Hyperparameters for Classifying Images with Convolutional Neural Networks – Part 2 – Batch Size
In this two part series, I discuss what I consider to be two of the most important hyperparameters that are set when training convolutional neural networks (CNNs) for image classification or object detection. These are learning rate and batch size. In this second part, I will discuss batch size. For an overview of CNNs, please see part 1 of this series.
What is batch size and why is it important?
First, a little background on neural networks. When training a neural network, weights and biases are used to determine the importance of each value in the input. For example, if the input is a 768x1 vector of values, the network needs to figure out the relative importance of each of these separate values as it pertains to the performance of the network. This is largely dependent on the weights between neurons. During training, an input value is multiplied by a weight (and a bias potentially added). The resulting value is passed to the next neuron where the calculated value is the input for an activation function. See the image below for a visual explanation of the math. The important thing to know is that each of these weights is often initially set to random values. When the input values are passed through the network during the forward pass, a loss value is calculated at the end. That loss value is then used during a process known as back propagation. During back prop, the weights are updated in an effort to make the network more accurate in its predictions. How often back propagation occurs is dependent upon batch size.
Image from here.
If the batch size is set to 1, then every time an input passes through the network, back prop will occur and weights will be updated. This can be good because updates are occurring often and can potentially make the performance of the network very good due to how often the weights are updated. This can be bad, though, because the weights are being updated after every input passes through the network. Imagine a network that has millions of weights (Inception-v3 has 24 million parameters). Each time back prop occurs, all of these weights have to be updated. Now imagine that happening hundreds of thousands, or even millions of times as inputs are passed through the network. This is very computationally intensive and time consuming. Low batch sizes can produce very accurate results, but at the cost of computing power and time.
One way to decrease training time and computational power, is to increase the batch size to say 16, 32, 256, 1024,or higher. When the batch size is greater than 1, something interesting occurs. A number of inputs equal to the batch size are passed through the network.
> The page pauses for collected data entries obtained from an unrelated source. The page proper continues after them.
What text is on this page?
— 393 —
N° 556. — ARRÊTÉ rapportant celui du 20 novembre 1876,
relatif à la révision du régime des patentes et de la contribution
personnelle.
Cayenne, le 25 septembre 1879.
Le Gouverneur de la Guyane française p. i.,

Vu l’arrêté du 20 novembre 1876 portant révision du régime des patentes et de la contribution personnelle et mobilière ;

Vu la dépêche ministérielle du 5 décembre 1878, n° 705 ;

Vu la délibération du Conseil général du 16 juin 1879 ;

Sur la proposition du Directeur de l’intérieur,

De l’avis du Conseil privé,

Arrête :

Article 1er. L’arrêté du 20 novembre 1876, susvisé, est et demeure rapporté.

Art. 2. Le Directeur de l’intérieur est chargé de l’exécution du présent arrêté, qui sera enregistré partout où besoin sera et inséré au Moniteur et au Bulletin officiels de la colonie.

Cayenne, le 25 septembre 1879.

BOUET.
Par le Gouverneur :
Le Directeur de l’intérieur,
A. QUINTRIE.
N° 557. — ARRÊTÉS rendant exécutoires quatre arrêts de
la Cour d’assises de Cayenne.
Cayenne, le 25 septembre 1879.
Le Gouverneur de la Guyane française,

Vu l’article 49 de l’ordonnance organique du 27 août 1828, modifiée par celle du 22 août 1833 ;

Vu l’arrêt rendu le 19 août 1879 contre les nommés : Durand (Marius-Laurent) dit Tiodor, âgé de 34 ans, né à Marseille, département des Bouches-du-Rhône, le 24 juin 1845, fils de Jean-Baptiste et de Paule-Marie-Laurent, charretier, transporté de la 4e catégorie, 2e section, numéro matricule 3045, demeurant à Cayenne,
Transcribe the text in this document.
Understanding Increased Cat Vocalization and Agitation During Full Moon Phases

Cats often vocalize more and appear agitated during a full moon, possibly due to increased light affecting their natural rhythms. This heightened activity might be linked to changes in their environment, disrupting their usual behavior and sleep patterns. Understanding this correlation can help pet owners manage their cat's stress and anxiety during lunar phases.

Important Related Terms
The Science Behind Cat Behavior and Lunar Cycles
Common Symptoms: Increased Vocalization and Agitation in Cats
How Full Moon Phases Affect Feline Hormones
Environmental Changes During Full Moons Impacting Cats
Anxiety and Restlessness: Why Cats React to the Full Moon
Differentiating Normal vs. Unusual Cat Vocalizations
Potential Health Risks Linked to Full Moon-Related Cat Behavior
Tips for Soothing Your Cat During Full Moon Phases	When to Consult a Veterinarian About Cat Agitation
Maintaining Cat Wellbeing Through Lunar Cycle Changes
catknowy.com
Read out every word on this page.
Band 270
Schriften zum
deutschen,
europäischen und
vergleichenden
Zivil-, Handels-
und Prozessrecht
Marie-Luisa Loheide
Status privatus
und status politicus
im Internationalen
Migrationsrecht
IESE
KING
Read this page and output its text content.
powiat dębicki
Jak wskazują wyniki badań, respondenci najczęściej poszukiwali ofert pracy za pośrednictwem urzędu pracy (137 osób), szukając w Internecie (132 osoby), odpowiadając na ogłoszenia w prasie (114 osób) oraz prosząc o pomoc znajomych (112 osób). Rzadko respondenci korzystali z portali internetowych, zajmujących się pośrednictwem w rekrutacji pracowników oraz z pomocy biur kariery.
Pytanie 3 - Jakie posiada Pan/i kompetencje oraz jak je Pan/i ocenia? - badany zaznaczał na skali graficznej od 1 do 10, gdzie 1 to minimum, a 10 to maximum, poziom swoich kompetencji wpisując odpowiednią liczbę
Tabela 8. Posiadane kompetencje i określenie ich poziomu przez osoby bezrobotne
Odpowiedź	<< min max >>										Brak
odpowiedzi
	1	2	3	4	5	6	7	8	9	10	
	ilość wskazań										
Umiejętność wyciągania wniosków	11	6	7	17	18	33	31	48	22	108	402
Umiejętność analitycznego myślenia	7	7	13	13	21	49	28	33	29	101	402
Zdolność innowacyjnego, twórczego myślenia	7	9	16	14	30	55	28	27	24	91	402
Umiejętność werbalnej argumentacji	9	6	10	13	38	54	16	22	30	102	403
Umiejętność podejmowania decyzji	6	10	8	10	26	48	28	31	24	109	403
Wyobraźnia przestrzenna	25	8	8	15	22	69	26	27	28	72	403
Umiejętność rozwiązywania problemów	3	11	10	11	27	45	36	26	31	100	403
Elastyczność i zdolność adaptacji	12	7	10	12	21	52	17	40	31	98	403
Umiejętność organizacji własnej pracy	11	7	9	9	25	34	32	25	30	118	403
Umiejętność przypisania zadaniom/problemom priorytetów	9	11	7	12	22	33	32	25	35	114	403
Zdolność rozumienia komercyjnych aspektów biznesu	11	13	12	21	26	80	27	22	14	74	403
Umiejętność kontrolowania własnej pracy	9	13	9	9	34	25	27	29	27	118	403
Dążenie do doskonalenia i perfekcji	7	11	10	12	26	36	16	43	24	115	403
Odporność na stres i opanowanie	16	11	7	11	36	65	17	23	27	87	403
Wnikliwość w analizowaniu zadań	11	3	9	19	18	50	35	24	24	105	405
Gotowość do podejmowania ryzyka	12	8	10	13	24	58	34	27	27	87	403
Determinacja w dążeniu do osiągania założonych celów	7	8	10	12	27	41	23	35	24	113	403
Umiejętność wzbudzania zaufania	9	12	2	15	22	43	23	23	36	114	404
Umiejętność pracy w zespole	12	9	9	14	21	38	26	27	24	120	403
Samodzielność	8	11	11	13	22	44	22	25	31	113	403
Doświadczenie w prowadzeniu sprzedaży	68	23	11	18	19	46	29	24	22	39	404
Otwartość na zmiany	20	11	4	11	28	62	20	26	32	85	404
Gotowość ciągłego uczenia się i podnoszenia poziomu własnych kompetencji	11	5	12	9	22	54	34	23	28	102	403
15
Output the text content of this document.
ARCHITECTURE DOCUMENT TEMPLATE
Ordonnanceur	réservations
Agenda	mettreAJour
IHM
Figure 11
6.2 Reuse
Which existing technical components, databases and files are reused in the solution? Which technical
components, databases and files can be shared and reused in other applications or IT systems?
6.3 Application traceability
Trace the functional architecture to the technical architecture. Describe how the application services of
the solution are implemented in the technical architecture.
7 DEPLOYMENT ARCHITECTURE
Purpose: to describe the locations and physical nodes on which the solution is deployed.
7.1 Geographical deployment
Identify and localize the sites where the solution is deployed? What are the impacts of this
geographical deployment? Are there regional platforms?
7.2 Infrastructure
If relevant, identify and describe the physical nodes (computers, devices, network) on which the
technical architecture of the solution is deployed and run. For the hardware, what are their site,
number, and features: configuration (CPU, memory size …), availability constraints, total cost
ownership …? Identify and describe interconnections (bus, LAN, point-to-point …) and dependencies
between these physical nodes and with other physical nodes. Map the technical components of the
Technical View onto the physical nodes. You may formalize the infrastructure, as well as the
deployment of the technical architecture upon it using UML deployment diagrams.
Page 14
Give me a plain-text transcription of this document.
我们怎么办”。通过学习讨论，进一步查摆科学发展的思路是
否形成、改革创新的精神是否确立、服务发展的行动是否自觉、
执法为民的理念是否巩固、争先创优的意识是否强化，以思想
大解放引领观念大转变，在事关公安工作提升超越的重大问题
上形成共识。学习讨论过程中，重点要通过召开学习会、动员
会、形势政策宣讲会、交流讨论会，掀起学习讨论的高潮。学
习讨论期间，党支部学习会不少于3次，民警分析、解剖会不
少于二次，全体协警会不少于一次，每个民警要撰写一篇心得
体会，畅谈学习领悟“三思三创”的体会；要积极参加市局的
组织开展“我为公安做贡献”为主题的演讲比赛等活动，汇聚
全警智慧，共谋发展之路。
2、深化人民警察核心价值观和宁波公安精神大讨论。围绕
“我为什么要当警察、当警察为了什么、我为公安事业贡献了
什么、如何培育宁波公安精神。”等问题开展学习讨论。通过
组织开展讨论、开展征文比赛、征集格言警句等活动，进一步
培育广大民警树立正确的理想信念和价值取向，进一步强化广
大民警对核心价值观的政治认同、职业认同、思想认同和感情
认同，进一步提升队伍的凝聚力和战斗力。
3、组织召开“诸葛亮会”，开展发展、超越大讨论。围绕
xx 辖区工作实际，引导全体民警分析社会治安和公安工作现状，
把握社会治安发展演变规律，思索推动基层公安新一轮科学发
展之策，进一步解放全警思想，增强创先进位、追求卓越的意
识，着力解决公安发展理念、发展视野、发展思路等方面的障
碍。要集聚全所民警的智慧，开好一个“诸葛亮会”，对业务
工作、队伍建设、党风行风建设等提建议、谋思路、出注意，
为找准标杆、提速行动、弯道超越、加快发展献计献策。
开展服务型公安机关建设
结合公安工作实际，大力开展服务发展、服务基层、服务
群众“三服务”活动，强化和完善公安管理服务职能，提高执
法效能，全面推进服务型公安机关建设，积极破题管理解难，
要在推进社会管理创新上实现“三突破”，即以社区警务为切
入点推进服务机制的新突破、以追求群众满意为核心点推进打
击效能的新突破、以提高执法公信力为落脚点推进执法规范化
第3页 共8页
The calculated loss for each of these inputs is then averaged and that value is used to update the weights. So if the batch size is 32, then 32 inputs are passed through the network before back prop occurs. What are the pros and cons of this? With less back prop occurring, computational requirements decrease and training time decreases. However, the loss value is now an average of multiple inputs rather than just the value derived from a single input. Thus, the weights are updated based on an average of several inputs. This can cause the weight updates to be less granular, resulting in an overall decrease in accuracy and potentially a lack of ability to generalize to new data.
Comparing the effects of different batch sizes on a dataset
Here are the results from some image classification experiments I conducted using Nvidia's DIGITS software running on an Nvidia DGX-1. I used the same input images as in Part 1 and the learning rate was the same for each experiment. 75% of the images were used for training, 25% were used for validation. The difference in these experiments was that the batch size was changed.
In each Tensorboard image below, as in Part 1, the two things to look at are the training loss values in blue and training accuracy values in red. Yes, I know there is more to it than that when evaluating how a model is performing, but for illustration, this is enough. The batch sizes were 1, 2, 4, and 8, and the base learning rate was 0.00001. We want to see the loss go down and the accuracy to go up.
Summary of the results
- As the batch size increased, the accuracy decreased.
- As the batch size increased, the running time also decreased.
The question now becomes, "Which is more important? Accuracy or training time?" With this very small data set and small number of epochs, the training did not take terribly long. However, imagine that your training data set is 500,000 images and takes 12 hours to train. In this small experiment, by simply changing the batch size from 1 to 2, we were able to decrease the training time by almost 40%. In your scenario, that would decrease the training time from 12 hours to 7 hours 12 minutes. That is a significant decrease. The decrease in training time is not without a trade off, though. Training time decreased, but so did accuracy. If you need high accuracy, then decreasing the batch size may be a problem. If 80% accuracy is acceptable to have a 40% reduction in training time, then simply changing the batch size can do that for you. One thing to remember, though, is that these values are derived from training on a small data set for a small number of epochs. Your results will definitely vary, but will should be similar. That's where the fun part of experimenting comes in!